Hua, a seventh-year graduate student in Interdisciplinary Humanities, is studying a Buddhist movement called the White Cloud sect in China's pre-modern metropolitan Hangzhou and its hinterlands. The movement lasted from the 12th to 14th centuries, particularly flourishing during the Mongol Yuan dynasty.
“Most scholars focus on the markets and the urban culture of Hangzhou and don't highlight its religious importance. They consider it a merchant city but don't consider it a holy site,” Hua said. “Buddhism has been the dominating culture in that period and this sect hasn't been studied.”
Advised by Chinese history Professor Ruth Mostern, Hua is immersed in innovative research within the humanities, some of which has been supported by two fellowships. With Mostern, he helped build a historical database about China's Yellow River, which has had a profound effect on the country's history and society.
“Kaiqi's dissertation is breaking new ground in understanding Chinese religious geography during the first great age of globalization, and it's particularly exciting to see in light of the global character of his own research, which has taken him to three continents,” Mostern said.
For his dissertation, Hua is conducting the first comprehensive study of the sect, work that contributes to the understanding of Chinese history, particularly the transition through the Song, Yuan and Ming dynasties.
Hua argues the rise and fall of the White Cloud sect in the Yuan was not necessarily related to official support from the Mongol government. Other factors such as the changing patterns of local economy, spatial distribution of water resources and the dynamics of regional social networks all contributed to the unique life of the sectarian movement, he said.
He's also exploring the Puning Buddhist Canon, produced by the sect and one of the biggest private Buddhist canon printing projects in imperial China. The research provides comprehensive and detailed information on surviving manuscripts and the projects’ background.
In addition to working with Mostern and UC Merced Persian history Professor Sholeh A. Quinn, Hua studied Buddhism as an exchange student at UC Berkeley.
As a UC Merced graduate student, Hua has traveled extensively. He presented his research at European universities in late 2013 and spent the following summer traveling the globe.
From late May through June, Hua was at the 2014 National Endowment for the Humanities' Summer Institute on the History of the Mongols in Eurasia at the East-West Center in Honolulu.
The only graduate student in attendance, he learned more about teaching methods and different forms of college curriculum design.
After the institute concluded, he returned to Israel as a visiting research fellow at the Hebrew University of Jerusalem, contributing to a database project, “Mobility, Empire and Cross Cultural Contacts in Mongol Eurasia.” He also worked with the Chinese and Tibetan Tantric Buddhism research group at the Israel Institute for Advanced Studies.
He lived in French Hill, an east Jerusalem neighborhood with Arab and Jewish residents. The 2014 Israel–Gaza conflict prevented him from traveling in and out of Israel. He barely left his dorm, which was also a shared bomb shelter with his roommates when the rocket-attack-alert siren went off. The upside to the restrictions was that he had two months of focused dissertation writing and research.

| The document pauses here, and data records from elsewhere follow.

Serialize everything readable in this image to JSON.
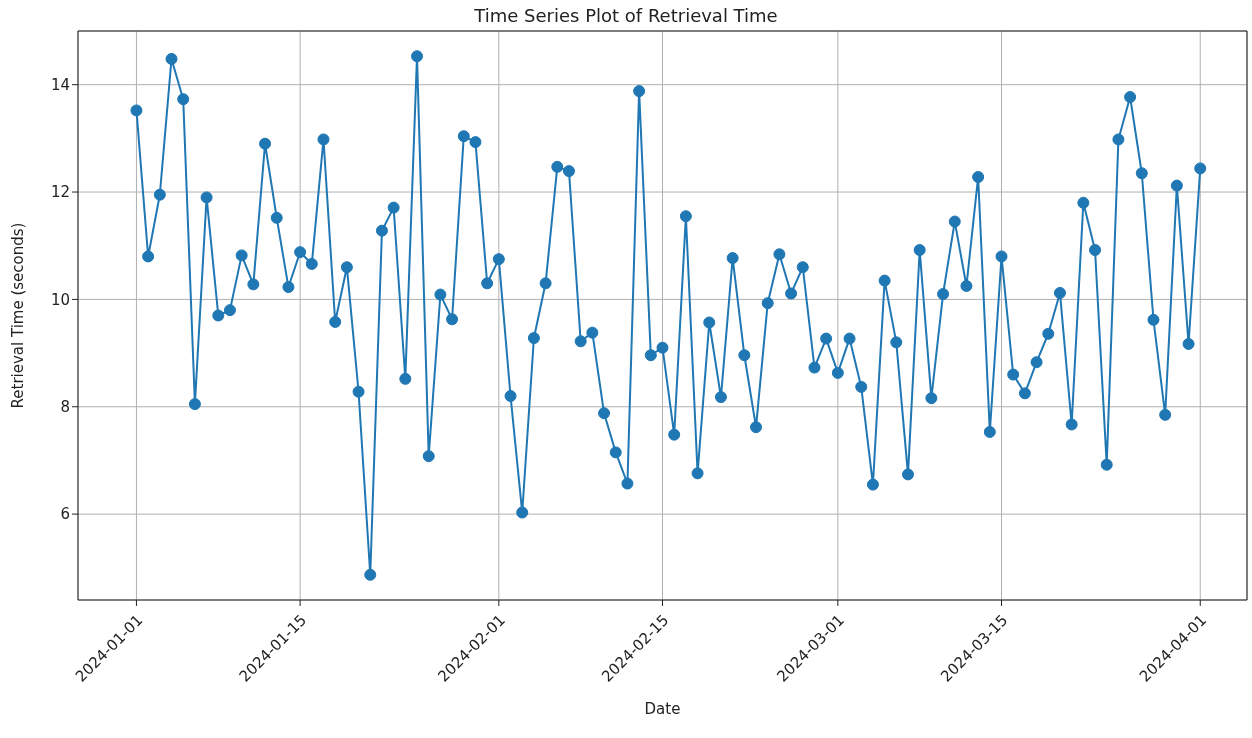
{
  "chart_data": {
    "type": "line",
    "title": "Time Series Plot of Retrieval Time",
    "xlabel": "Date",
    "ylabel": "Retrieval Time (seconds)",
    "x": [
      "2024-01-01",
      "2024-01-02",
      "2024-01-03",
      "2024-01-04",
      "2024-01-05",
      "2024-01-06",
      "2024-01-07",
      "2024-01-08",
      "2024-01-09",
      "2024-01-10",
      "2024-01-11",
      "2024-01-12",
      "2024-01-13",
      "2024-01-14",
      "2024-01-15",
      "2024-01-16",
      "2024-01-17",
      "2024-01-18",
      "2024-01-19",
      "2024-01-20",
      "2024-01-21",
      "2024-01-22",
      "2024-01-23",
      "2024-01-24",
      "2024-01-25",
      "2024-01-26",
      "2024-01-27",
      "2024-01-28",
      "2024-01-29",
      "2024-01-30",
      "2024-01-31",
      "2024-02-01",
      "2024-02-02",
      "2024-02-03",
      "2024-02-04",
      "2024-02-05",
      "2024-02-06",
      "2024-02-07",
      "2024-02-08",
      "2024-02-09",
      "2024-02-10",
      "2024-02-11",
      "2024-02-12",
      "2024-02-13",
      "2024-02-14",
      "2024-02-15",
      "2024-02-16",
      "2024-02-17",
      "2024-02-18",
      "2024-02-19",
      "2024-02-20",
      "2024-02-21",
      "2024-02-22",
      "2024-02-23",
      "2024-02-24",
      "2024-02-25",
      "2024-02-26",
      "2024-02-27",
      "2024-02-28",
      "2024-02-29",
      "2024-03-01",
      "2024-03-02",
      "2024-03-03",
      "2024-03-04",
      "2024-03-05",
      "2024-03-06",
      "2024-03-07",
      "2024-03-08",
      "2024-03-09",
      "2024-03-10",
      "2024-03-11",
      "2024-03-12",
      "2024-03-13",
      "2024-03-14",
      "2024-03-15",
      "2024-03-16",
      "2024-03-17",
      "2024-03-18",
      "2024-03-19",
      "2024-03-20",
      "2024-03-21",
      "2024-03-22",
      "2024-03-23",
      "2024-03-24",
      "2024-03-25",
      "2024-03-26",
      "2024-03-27",
      "2024-03-28",
      "2024-03-29",
      "2024-03-30",
      "2024-03-31",
      "2024-04-01"
    ],
    "series": [
      {
        "color": "#1f77b4",
        "values": [
          13.52,
          10.8,
          11.95,
          14.48,
          13.73,
          8.05,
          11.9,
          9.7,
          9.8,
          10.82,
          10.28,
          12.9,
          11.52,
          10.23,
          10.88,
          10.66,
          12.98,
          9.58,
          10.6,
          8.28,
          4.87,
          11.28,
          11.71,
          8.52,
          14.53,
          7.08,
          10.09,
          9.63,
          13.04,
          12.93,
          10.3,
          10.75,
          8.2,
          6.03,
          9.28,
          10.3,
          12.47,
          12.39,
          9.22,
          9.38,
          7.88,
          7.15,
          6.57,
          13.88,
          8.96,
          9.1,
          7.48,
          11.55,
          6.76,
          9.57,
          8.18,
          10.77,
          8.96,
          7.62,
          9.93,
          10.84,
          10.11,
          10.6,
          8.73,
          9.27,
          8.63,
          9.27,
          8.37,
          6.55,
          10.35,
          9.2,
          6.74,
          10.92,
          8.16,
          10.1,
          11.45,
          10.25,
          12.28,
          7.53,
          10.8,
          8.6,
          8.25,
          8.83,
          9.36,
          10.12,
          7.67,
          11.8,
          10.92,
          6.92,
          12.98,
          13.77,
          12.35,
          9.62,
          7.85,
          12.12,
          9.17,
          12.44
        ]
      }
    ],
    "xlim": [
      "2023-12-27",
      "2024-04-05"
    ],
    "xticks": [
      "2024-01-01",
      "2024-01-15",
      "2024-02-01",
      "2024-02-15",
      "2024-03-01",
      "2024-03-15",
      "2024-04-01"
    ],
    "ylim": [
      4.4,
      15.0
    ],
    "yticks": [
      6,
      8,
      10,
      12,
      14
    ],
    "grid": true,
    "marker": "circle",
    "line_style": "solid",
    "legend": false
  }
}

Most recently, Hua was appointed to serve a one-year term on the UC Academic Senate's University Committee on International Education as the graduate student representative.
“I hope to be more involved in the UC system-wide strategies on international education and outreach for the sake of UC’s international influence,” he said.
After Hua defends his dissertation, he wants to secure a post-doctoral appointment or a tenure-track faculty position.
“Because of UC Merced,” he said, “I've really experienced world cultures, having lived and traveled in East Asia, the Middle East, Europe, the Pacific islands and America.”